OPERA IN CONCORSO Sezione Scultura/Installazione
Encounter with Doppelgänger
kinetic, daily necessities, motors, tapes, instruction, video, etc.
dimensions variable
Tsuyoshi Anzai
nato/a a Tokyo, Japan
residenza di lavoro/studio: Saitama (JAPAN)
iscritto/a dal 14 apr 2015
Under 35
Altre opere
platonic machines
kinetic, daily necessities, motors, instruction, aluminum pipe, etc.
10m x 10m
Leaving my machines with machine-sitters
kinetic, skype, daily necessities, motors, tapes, pc, drawing, etc
7m x 5m
Stop MAKE-ing Machine
kinetic, web archive, daily necessities, motors, tapes, website, etc.
dimensions variable
Descrizione Opera / Biografia
[ A description from the catalogue of “Being-in-the-Wired-World“, Kawasaki City Museum by Masafumi Fukagawa, chief curator at Kawasaki City Museum]
Anzai Tsuyoshi creates strange machines by composing common plastic articles and chairs. After being connected to a motor, they begin to move in amazing ways. Anzai’s installations are made up of combinations of these machines and video works that use machines as a motif.
The word ”machine,” which is key to Anzai’s work, was an important theme in 20th century art history. The Italian Futurists lauded the sense of speed inherent in the machines as the century’s new aesthetic. But this view of machines differed somewhat from other artists of the era. Dadaist like Marcel Duchamp and Francis Picabia, for example, distanced themselves from mechanical civilization and treated machines in a cynical manner, adopting meaningless devices without any practical function as a motif. To Anzai, these principles are a legacy of the past, and have no part in his lineage. His machines are nothing like the racing cars that were exalted by the Futurists for their performance.
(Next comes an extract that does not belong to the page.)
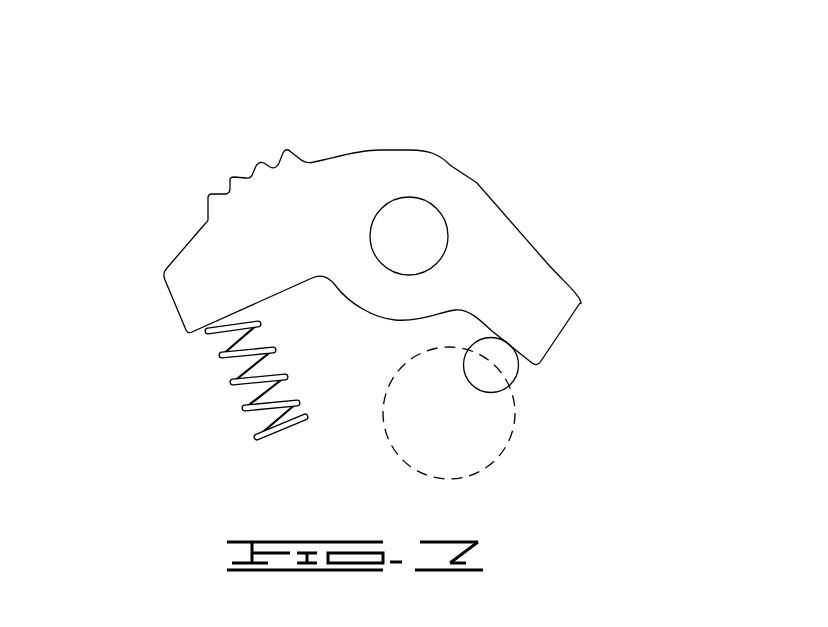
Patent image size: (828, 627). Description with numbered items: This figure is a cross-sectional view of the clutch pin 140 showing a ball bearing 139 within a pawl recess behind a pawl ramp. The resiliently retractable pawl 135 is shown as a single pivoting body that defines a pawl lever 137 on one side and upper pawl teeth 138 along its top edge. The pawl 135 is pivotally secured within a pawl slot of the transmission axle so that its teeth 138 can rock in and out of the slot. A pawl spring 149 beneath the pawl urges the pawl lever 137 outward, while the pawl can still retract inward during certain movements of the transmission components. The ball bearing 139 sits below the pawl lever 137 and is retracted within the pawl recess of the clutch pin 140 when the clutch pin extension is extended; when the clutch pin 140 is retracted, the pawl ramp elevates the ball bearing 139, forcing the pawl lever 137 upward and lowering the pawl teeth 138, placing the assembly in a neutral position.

Though they lack a practical use, Anzai’s devices are not simply meaningless images-they are real machines that actually move. When he flips the switch, they perform an awkward kind of action. This moving entity seems to contain a will of its own. And as a result, it seems far from a cold machine, and instead assumes an amusing and wondrous quality. A reversal occurs. What do these things mean to us? Beyond their superficial agility, Anzai’s machines present profound questions regarding the relationship (or ”communication”) between things in the world and people.
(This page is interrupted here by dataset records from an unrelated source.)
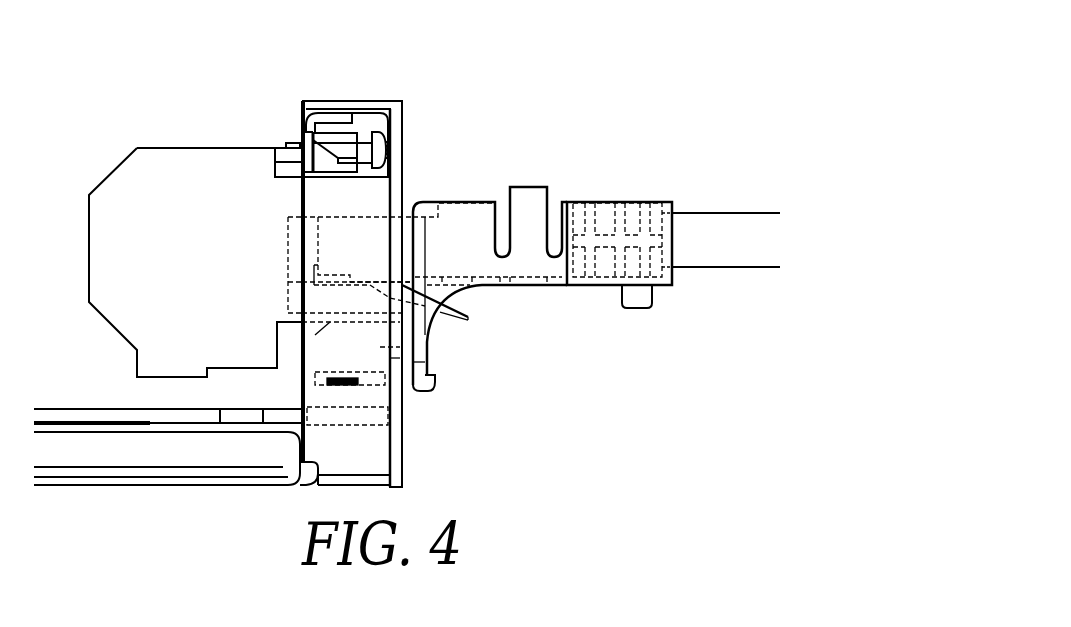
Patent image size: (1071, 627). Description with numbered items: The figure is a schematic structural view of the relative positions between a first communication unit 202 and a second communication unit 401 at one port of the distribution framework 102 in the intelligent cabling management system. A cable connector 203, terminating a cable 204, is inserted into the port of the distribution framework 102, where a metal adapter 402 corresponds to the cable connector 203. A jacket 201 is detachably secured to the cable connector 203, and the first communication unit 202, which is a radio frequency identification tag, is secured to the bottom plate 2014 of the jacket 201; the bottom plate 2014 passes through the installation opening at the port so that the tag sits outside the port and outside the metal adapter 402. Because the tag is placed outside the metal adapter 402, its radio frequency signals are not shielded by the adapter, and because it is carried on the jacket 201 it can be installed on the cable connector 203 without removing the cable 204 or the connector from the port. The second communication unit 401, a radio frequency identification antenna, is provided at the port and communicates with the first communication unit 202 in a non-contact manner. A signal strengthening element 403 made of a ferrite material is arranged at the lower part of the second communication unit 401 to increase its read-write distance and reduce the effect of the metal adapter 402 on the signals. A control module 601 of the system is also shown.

The distribution framework 102 is at (363, 80).
The metal adapter 402 is at (208, 162).
The cable connector 203 is at (430, 215).
The cable 204 is at (705, 213).
The jacket 201 is at (558, 298).
The first communication unit 202 is at (340, 377).
The bottom plate 2014 is at (413, 386).
The control module 601 is at (105, 408).
The second communication unit 401 is at (372, 400).
The signal strengthening element 403 is at (355, 425).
[ About the artwork in contest ]
“Encounter with Doppelgänger” is a participatory kinetic installation guided by the instructions of Tsuyoshi Anzai.
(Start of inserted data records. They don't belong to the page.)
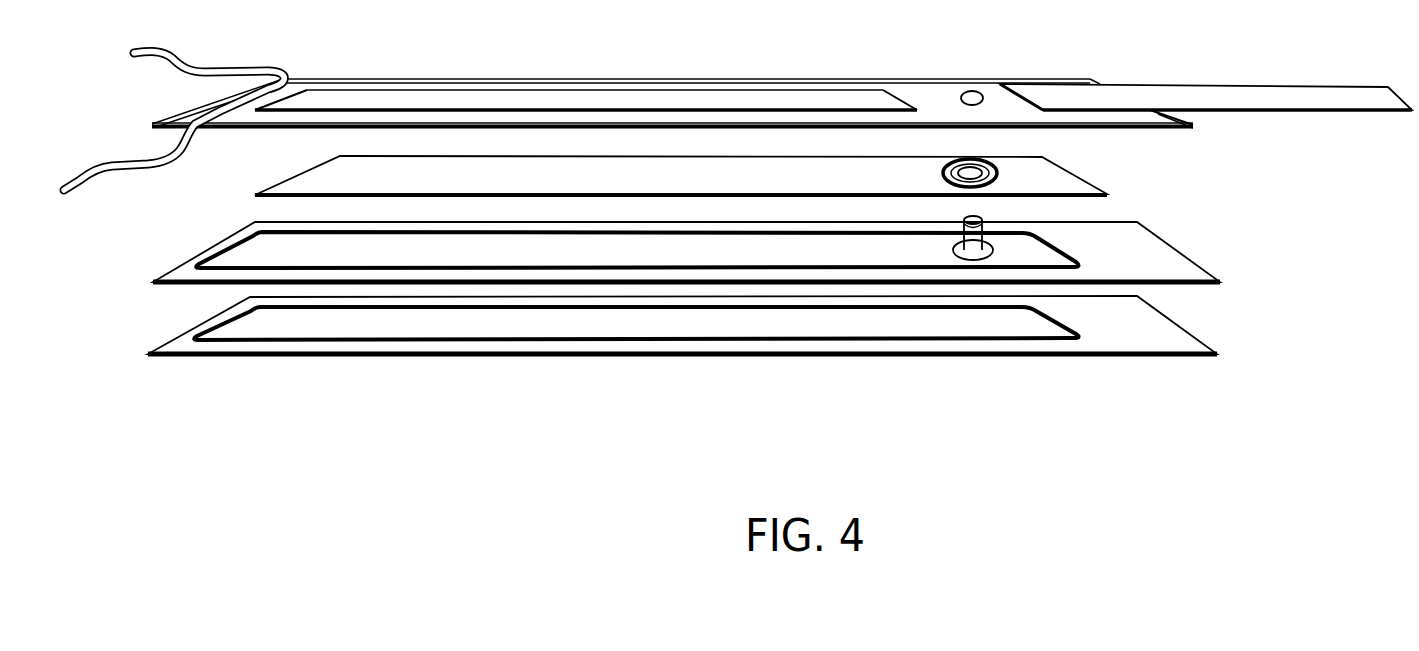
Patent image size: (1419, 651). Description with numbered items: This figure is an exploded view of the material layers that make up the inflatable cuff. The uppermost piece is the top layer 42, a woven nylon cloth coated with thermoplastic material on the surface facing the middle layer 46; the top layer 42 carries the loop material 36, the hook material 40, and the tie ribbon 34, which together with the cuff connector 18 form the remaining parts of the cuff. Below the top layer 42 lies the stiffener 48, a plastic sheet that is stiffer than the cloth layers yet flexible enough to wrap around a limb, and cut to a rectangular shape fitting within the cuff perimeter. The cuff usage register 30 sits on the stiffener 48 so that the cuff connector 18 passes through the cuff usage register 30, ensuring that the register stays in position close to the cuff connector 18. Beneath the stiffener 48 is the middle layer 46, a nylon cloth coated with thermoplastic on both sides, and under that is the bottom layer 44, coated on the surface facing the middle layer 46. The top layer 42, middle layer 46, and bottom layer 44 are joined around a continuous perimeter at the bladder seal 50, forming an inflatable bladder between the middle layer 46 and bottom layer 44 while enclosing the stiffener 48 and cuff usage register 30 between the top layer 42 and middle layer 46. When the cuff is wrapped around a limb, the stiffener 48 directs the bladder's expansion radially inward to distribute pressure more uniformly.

The cuff connector 18 is at (1100, 246).
The cuff usage register 30 is at (997, 170).
The tie ribbon 34 is at (200, 68).
The loop material 36 is at (770, 95).
The hook material 40 is at (1222, 87).
The top layer 42 is at (1193, 126).
The bottom layer 44 is at (1217, 354).
The middle layer 46 is at (1220, 282).
The stiffener 48 is at (255, 195).
The bladder seal 50 is at (487, 268).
Anzai asked people in Budapest to make copies of his machine works by following his instructions.The participants interpreted the instructions on how to build the machines and reconstructed them using materials that they found in everyday life in Budapest.
Firstly, he built machines in Japan using everyday items and motors, and created the instructions on how to build them with drawings alone. Then, at the workshop in Budapest, the participants interpreted the instructions, went to buy everyday items for the components of the machines, and built the machines according to their own interpretations.”This process enabled us to learn the participants’ subjective view and cultural background by looking at “the way they interpret the instructions”.
The instructions do not always clearly indicate which item it refers to. Also, in some countries, people may find some of the items unfamiliar. Despite some obstacles, they were able to figure out solutions on their own and finally completed the machines. In this way, the machines were reproduced through the process that was beyond the artist’s control. Are the duplicated machines merely copies of the originals? Anzai interprets the relationship between the duplicates and the originals as two originals being derived from the same origin.
The title makes an analogy between “Doppelgänger” and the unique relationship of the two machines produced in two different countries.